The proposed site encompasses four vacant lots pitched on a hillside located on the east side of Pine Street — a few dozen yards from where the initial remains were first discovered.
Roth wants to focus the dig across the street because it is not uncommon, during the decomposition process, for the head of any large animal to roll downhill and be discovered a short distance away from the rest of the body's remains.
Samuelson True Value Hardware & Lumber, 456 Breeze St., is donating a skid steer for the first phase of the project, which entails defining the dig site and removing the first three to five feet of topsoil.
Beginning May 10, 36 MCHS science students will begin the excavation process.
"This is a huge opportunity for our kids to participate in real science," Fross said. "You really can't get an understanding of how science works until you actually get to do it."
"Kids never get a chance to touch and feel things," added Clark. "Museums have wonderful exhibits, but they are always hands off. When kids get the chance to actually touch and feel things like this, as a teacher you can see them experience that ‘aha’ moment."

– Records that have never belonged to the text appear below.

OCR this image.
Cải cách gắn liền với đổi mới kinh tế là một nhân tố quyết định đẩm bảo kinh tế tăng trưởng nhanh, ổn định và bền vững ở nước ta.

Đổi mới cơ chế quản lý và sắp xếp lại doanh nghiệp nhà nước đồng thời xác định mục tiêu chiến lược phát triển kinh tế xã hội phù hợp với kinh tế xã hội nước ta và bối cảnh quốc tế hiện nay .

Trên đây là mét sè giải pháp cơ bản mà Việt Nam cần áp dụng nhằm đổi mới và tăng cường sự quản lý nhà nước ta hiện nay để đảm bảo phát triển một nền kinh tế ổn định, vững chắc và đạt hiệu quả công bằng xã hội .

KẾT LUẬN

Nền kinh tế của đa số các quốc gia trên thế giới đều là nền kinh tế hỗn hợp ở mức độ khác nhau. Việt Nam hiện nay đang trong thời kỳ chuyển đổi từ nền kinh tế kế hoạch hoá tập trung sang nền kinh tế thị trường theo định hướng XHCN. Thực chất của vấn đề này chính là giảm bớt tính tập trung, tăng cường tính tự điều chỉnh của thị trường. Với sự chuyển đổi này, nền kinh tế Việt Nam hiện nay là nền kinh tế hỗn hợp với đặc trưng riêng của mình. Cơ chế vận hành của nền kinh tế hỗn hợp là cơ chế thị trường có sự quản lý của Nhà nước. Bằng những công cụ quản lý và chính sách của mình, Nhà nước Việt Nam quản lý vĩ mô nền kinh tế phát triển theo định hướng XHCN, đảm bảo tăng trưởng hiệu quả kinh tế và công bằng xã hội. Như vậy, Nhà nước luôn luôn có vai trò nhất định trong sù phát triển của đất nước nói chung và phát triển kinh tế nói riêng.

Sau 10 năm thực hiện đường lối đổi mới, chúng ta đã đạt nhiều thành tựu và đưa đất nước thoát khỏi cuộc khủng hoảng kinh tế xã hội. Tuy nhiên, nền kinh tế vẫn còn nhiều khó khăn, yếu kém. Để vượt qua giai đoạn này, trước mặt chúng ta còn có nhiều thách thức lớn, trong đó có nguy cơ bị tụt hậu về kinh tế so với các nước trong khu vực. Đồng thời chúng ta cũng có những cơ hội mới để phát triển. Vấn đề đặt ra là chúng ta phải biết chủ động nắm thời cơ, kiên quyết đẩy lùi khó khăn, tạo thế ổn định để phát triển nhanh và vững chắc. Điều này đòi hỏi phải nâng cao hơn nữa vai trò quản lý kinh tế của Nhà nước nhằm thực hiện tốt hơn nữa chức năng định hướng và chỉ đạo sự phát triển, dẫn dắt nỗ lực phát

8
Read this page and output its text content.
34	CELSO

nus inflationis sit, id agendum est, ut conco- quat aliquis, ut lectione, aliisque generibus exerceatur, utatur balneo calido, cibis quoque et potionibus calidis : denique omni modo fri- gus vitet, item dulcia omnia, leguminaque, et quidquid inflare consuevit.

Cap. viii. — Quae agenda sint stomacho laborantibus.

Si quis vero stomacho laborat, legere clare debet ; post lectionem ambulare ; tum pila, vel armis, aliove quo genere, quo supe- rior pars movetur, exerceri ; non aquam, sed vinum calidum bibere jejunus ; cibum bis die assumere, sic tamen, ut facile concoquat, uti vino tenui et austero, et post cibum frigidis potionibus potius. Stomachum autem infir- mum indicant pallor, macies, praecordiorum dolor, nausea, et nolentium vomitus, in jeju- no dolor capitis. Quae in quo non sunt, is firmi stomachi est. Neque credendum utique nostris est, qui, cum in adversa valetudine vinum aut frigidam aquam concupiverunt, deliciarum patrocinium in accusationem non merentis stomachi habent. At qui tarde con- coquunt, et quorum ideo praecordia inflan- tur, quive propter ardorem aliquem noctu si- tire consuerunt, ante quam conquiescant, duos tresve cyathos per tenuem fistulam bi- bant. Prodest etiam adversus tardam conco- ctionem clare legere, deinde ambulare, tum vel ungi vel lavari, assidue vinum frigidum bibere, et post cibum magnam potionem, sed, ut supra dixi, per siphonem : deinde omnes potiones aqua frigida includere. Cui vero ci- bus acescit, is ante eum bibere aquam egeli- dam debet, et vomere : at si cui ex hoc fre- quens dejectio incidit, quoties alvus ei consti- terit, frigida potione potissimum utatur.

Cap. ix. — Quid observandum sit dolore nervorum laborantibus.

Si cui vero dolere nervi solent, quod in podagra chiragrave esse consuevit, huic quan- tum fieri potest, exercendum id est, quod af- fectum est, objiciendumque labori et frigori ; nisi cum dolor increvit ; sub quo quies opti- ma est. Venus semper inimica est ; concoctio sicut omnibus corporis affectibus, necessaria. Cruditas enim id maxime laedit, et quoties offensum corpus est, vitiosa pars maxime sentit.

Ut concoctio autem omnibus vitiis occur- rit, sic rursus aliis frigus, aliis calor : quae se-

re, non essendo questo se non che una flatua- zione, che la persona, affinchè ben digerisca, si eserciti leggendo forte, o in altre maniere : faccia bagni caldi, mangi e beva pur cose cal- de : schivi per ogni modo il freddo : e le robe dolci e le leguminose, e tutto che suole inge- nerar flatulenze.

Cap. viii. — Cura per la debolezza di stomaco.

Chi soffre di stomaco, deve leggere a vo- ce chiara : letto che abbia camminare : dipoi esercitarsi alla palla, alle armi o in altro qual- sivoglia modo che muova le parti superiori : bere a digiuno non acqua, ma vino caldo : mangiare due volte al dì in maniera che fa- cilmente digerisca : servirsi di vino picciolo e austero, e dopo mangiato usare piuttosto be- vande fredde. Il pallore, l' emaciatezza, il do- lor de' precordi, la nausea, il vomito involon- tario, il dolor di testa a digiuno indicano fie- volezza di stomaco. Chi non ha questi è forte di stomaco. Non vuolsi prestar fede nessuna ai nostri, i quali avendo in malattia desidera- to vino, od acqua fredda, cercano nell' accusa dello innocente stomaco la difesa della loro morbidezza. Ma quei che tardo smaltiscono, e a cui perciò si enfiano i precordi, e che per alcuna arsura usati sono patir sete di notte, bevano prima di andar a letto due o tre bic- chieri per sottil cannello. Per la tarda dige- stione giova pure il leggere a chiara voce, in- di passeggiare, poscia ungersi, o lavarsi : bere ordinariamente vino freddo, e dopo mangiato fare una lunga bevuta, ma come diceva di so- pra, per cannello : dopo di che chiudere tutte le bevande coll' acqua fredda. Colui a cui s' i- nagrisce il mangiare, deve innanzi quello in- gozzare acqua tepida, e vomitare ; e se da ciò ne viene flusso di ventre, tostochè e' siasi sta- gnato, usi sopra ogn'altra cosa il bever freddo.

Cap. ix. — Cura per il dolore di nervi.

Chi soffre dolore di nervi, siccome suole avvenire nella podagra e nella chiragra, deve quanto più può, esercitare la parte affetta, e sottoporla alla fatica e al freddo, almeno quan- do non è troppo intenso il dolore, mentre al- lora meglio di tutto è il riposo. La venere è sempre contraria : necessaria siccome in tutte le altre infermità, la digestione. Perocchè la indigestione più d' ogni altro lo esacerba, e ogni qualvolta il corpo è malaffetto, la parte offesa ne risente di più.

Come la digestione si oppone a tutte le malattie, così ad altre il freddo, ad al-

Roth expects to find the remains of two or three mammoths at the site, but the real treat would be to discover evidence of early man.
It's a controversial theory in archaeology and paleontology circles that early man roamed the planet at the same time as mammoths, Roth said.
But some of the remains at the Craig site contain "strikes," or scratch marks in the bones that could be evidence of early human activity at the time of the Pleistocene period, he said.
If human activity can be proven, it would not only be a major discovery for the archaeology community, but it could be a major tourist attraction for the city, Roth said.
"There are a lot of things in this county that people are completely unaware of, and that's the essence of this whole project," Roth said. "Scientifically, this could be an important discovery, and education for the high school kids is extremely important. That was my goal in doing this.
"But at the same time, this is an asset for the community."
If there is a major discovery to be had at the corner of 12th and Pine, Roth said the cost of excavating the site could become expensive quickly.
Fross and Clark are currently accepting equipment donations at the high school. Required items include shovels, trowels, brushes, work gloves, knee pads, shaker boxes with soil screens, trays, bins, buckets, wheel barrows, safety goggles, compasses, graph paper, spray chalk and string.
Residents interested in making a financial donation may also do so through the MCHS science department until the Sundance Research Institute's 501 (c) 3 application has been approved by the state.
The project could take as long as two to three years to complete, Clark said, which could present opportunities for the Craig community to get involved.